Even after various county District Attorneys, including Manhattan DA Cyrus Vance, Jr. and Albany County DA David Soares ended prosecutions for marijuana possession, law enforcement officers in their jurisdiction continued to make arrests. More than 900,000 New Yorkers’ have been arrested for marijuana possession since 2000, and over 80% of arrested individuals have been Black or Latinx. There is nothing in the proposed decriminalization bill that suggests this practice will end.

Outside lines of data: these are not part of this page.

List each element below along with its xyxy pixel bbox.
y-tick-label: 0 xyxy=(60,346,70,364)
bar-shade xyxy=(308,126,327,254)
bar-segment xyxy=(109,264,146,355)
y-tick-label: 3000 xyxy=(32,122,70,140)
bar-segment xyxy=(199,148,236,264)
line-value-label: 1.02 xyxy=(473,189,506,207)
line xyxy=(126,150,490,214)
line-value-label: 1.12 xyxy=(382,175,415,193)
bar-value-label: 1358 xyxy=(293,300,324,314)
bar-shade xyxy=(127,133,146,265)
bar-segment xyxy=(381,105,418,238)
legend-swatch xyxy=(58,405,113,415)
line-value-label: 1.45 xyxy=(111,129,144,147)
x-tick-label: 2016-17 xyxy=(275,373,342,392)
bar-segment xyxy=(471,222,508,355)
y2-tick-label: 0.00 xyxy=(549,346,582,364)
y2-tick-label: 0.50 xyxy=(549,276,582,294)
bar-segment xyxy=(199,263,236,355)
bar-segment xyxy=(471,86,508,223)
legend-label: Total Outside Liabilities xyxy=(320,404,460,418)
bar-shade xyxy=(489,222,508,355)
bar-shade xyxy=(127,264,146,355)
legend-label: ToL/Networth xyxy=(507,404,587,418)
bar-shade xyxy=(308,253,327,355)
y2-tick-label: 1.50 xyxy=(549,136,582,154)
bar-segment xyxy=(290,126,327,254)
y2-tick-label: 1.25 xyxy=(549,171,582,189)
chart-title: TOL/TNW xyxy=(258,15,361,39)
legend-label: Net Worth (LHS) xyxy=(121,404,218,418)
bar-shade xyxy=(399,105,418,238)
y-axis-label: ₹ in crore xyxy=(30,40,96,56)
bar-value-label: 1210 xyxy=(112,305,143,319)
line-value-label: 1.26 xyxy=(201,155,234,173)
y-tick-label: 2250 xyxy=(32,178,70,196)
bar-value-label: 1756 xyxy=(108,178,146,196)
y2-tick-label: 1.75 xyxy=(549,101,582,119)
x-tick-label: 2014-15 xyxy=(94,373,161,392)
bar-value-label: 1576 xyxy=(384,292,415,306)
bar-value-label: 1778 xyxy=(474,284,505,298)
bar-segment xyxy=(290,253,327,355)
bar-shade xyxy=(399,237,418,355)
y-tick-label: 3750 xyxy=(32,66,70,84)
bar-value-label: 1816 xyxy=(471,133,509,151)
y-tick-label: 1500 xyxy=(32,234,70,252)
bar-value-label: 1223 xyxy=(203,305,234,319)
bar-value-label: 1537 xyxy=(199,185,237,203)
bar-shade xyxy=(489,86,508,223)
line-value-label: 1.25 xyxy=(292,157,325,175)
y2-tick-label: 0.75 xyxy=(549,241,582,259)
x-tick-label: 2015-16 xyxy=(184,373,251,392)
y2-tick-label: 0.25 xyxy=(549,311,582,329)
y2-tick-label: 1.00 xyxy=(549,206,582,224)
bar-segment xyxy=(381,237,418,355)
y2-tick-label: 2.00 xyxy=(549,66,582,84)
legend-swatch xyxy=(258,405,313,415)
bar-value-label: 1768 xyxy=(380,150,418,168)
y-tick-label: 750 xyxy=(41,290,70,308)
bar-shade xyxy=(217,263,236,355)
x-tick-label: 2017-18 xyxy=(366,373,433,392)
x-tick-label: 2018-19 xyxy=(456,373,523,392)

While the bill would expunge records, it does so in a way that places the livelihood of immigrants at risk and imposes burdensome restrictions on affected individuals. Moreover, the proposed bill does not address existing obstacles to child welfare, housing, employment, professional licensing, higher education, and benefits for individuals who have been previously arrested for possession.
North Dakota decriminalized marijuana last month. That piece isn’t controversial. Actually addressing the legacy of harm from prohibition and targeted enforcement, and providing a pathway forward to a more equitable future, is what requires meaningful and decisive leadership. Our legislators and Governor Cuomo have failed in that regard, and have sent a message to New Yorkers that racial and economic justice is not a priority for them.
Comprehensive reform would have been an enormous economic driver for struggling communities across the state. But in a moment when they had a clear avenue for building up marginalized communities, they chose not to act. Instead, Governor Cuomo and legislators have attempted to sell us on half-measures that will jeopardize countless lives and futures, and perpetuate continued racial injustices. They must be held accountable, and cannot use a so-called decriminalization bill as political cover for their inaction.”
While this isn’t where we were hoping we’d be today, we are hopeful the work done this session will not be wasted. We are going to keep organizing and fighting until we get New Yorkers what we want and deserve.